Landscape Information
Opened in 1936 and sited on seven acres in City Park within a large stand of live oaks, the botanical garden was part of the park’s development under the Works Progress Administration (WPA). The classical garden’s irregularly-shaped site was designed by William Wiedorn, with architect Richard Koch and Art Deco artist Enrique Alferez, and includes the Conservatory, the Pavilion of the Two Sisters, a reflecting pool, a rose garden, and four large garden rooms. Each room is centered on a mature live oak and is planted with distinctive collections of plants. The rooms are divided along a central grass runway anchored by the Conservatory at one end and the Pavilion of the Two Sisters at the other. Two large rose arbors and a yaupon holly hedge enclose the Parterre Rose Garden, which is filled with rose beds divided by brick paths that intersect at a small round fountain. The garden remains a rare example of Art Deco and WPA-era public garden design.
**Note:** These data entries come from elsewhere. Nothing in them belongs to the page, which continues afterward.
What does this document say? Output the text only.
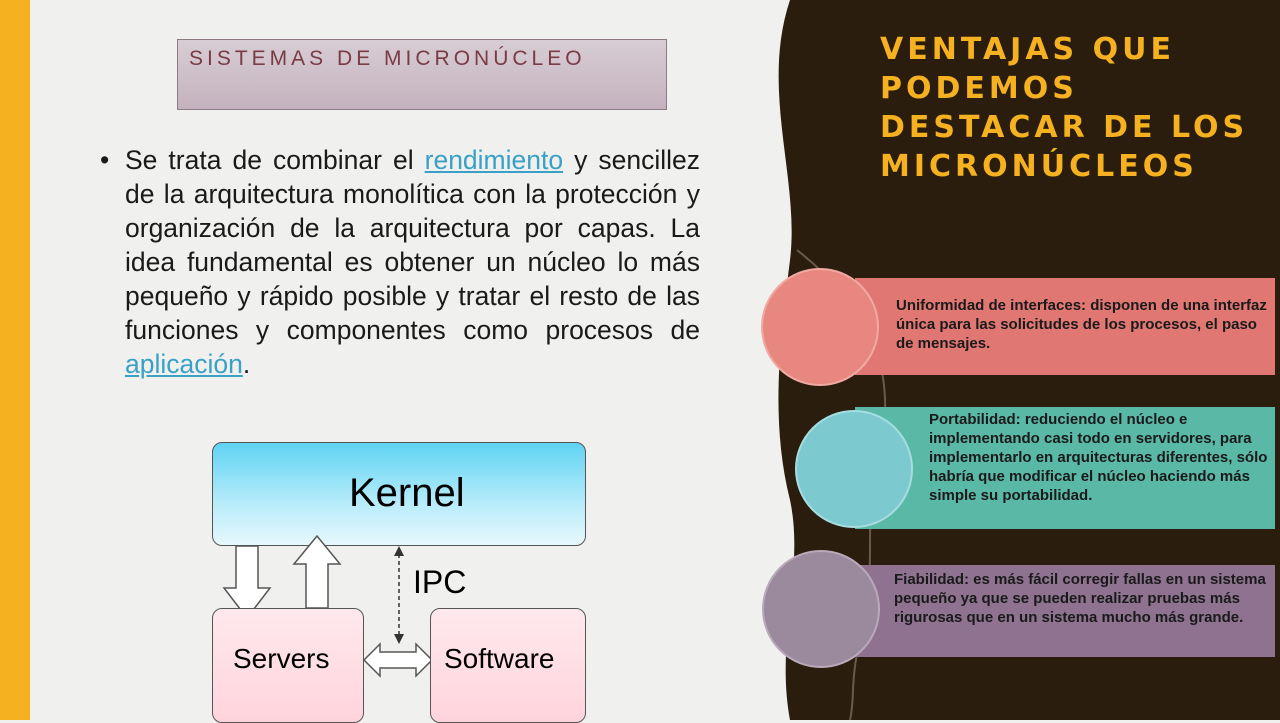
SISTEMAS DE MICRONÚCLEO
• Se trata de combinar el rendimiento y sencillez de la arquitectura monolítica con la protección y organización de la arquitectura por capas. La idea fundamental es obtener un núcleo lo más pequeño y rápido posible y tratar el resto de las funciones y componentes como procesos de aplicación.
Kernel
IPC
Servers	Software
VENTAJAS QUE PODEMOS DESTACAR DE LOS MICRONÚCLEOS
Uniformidad de interfaces: disponen de una interfaz única para las solicitudes de los procesos, el paso de mensajes.
Portabilidad: reduciendo el núcleo e implementando casi todo en servidores, para implementarlo en arquitecturas diferentes, sólo habría que modificar el núcleo haciendo más simple su portabilidad.
Fiabilidad: es más fácil corregir fallas en un sistema pequeño ya que se pueden realizar pruebas más rigurosas que en un sistema mucho más grande.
In the early 1980s the garden was renamed the New Orleans Botanical Garden, with a focus on diversifying the horticultural collections. A 1990 master plan by Jon Emerson and Associates guided the expansion of the garden to twelve acres to accommodate the new Pavilion of the Two Sisters, and to increase plant collections including an azalea and camellia garden, a Japanese garden, and a historic train garden. In 2005, Hurricane Katrina put the garden under four feet of water, destroying all plant life except the live oaks. The garden was almost immediately rehabilitated, becoming a symbol of recovery for the city.